Personal information
- Full name: Neil Walton Gamble
- Born: 17 January 1943 (age 83) Macclesfield, Cheshire, England
- Batting: Left-handed
- Bowling: Right-arm medium

Domestic team information
- 1967: Oxford University
- 1965–1973: Cheshire

Career statistics
| Competition | First-class |
| Matches | 13 |
| Runs scored | 87 |
| Batting average | 7.25 |
| 100s/50s | –/– |
| Top score | 24 |
| Balls bowled | 1,384 |
| Wickets | 19 |
| Bowling average | 41.36 |
| 5 wickets in innings | 0 |
| 10 wickets in match | 0 |
| Best bowling | 4/57 |
| Catches/stumpings | 8/– |
- Source: Cricinfo, 13 October 2018

= Neil Gamble =

English cricketer

Neil Walton Gamble (born 17 January 1943) is a former English first-class cricketer.

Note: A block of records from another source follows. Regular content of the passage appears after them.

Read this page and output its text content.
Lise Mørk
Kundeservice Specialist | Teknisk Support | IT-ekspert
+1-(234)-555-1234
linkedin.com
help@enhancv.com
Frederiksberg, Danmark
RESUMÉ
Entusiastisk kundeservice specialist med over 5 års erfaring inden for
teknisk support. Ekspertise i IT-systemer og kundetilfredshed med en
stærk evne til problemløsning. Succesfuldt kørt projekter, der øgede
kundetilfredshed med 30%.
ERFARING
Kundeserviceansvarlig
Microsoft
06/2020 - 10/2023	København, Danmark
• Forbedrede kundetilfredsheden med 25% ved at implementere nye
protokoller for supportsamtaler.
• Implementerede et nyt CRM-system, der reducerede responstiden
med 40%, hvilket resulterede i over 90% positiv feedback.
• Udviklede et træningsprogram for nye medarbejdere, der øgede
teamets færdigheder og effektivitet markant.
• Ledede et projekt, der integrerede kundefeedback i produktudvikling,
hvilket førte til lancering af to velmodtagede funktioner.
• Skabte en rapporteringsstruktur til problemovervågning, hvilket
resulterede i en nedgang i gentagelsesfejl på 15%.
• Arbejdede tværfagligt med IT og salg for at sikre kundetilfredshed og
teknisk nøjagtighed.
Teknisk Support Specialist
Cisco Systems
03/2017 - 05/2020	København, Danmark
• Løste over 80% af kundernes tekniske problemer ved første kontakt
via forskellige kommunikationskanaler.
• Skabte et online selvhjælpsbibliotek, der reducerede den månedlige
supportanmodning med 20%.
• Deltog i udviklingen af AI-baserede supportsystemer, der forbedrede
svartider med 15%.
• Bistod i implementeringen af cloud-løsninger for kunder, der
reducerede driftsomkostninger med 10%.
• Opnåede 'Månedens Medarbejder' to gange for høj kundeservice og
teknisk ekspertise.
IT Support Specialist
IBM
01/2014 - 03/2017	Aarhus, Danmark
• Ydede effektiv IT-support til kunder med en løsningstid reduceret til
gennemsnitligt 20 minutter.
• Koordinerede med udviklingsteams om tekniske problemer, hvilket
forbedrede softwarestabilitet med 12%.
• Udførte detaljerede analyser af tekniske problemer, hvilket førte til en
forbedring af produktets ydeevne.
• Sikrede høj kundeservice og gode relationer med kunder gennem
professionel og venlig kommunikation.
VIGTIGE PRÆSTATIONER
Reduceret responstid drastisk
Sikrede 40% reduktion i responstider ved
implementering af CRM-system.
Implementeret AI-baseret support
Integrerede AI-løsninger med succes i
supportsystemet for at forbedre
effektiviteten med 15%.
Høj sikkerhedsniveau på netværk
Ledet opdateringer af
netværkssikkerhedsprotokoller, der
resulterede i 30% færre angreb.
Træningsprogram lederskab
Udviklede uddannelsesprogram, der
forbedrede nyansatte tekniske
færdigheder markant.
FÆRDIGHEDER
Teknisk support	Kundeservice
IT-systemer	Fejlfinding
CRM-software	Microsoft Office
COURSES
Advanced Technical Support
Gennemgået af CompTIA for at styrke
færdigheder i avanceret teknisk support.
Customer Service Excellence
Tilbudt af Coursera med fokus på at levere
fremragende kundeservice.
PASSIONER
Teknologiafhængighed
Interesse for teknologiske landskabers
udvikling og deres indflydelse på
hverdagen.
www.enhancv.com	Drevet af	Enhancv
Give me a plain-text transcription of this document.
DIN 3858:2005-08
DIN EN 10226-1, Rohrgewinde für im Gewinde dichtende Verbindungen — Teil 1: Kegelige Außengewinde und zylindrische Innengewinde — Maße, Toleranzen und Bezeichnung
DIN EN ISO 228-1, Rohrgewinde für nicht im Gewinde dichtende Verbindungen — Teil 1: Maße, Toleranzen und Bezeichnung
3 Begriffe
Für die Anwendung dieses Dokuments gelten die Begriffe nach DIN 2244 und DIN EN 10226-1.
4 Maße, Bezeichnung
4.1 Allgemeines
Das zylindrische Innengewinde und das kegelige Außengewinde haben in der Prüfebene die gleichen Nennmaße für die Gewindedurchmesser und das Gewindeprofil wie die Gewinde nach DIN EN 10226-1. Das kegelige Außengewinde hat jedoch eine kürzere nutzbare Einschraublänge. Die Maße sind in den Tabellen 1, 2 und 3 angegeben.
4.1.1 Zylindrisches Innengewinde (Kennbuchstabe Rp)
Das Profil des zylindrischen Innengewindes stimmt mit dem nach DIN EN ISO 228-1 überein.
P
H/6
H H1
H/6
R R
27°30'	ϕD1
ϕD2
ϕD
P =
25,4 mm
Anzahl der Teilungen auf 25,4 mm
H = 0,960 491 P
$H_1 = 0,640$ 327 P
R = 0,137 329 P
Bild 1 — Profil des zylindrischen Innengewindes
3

Gamble was born at Macclesfield in Cheshire. He made his debut in minor counties cricket for Cheshire in 1965 against Northumberland at Macclesfield in the Minor Counties Championship. Later attending St Edmund Hall, Oxford, Gamble made his debut in first-class cricket for Oxford University in 1967 against Warwickshire at Oxford, with him featuring in thirteen first-class matches in 1967. In what was his only season of first-class cricket, Gamble scored 87 runs with a highest score of 24; with his medium pace he took 19 wickets at an average of 41.36, with best figures of 4/57. He continued to play minor counties cricket intermittently for Cheshire until 1973, making a total of twelve appearances in the Minor Counties Championship. After leaving Oxford, Gamble became a teacher in Derbyshire, Lancashire, Birmingham and Devon. He was the headteacher of King Edward V1 Aston, School and Exeter School. He became CEO of Devon County Cricket Club in 2010 and Chairman in 2016.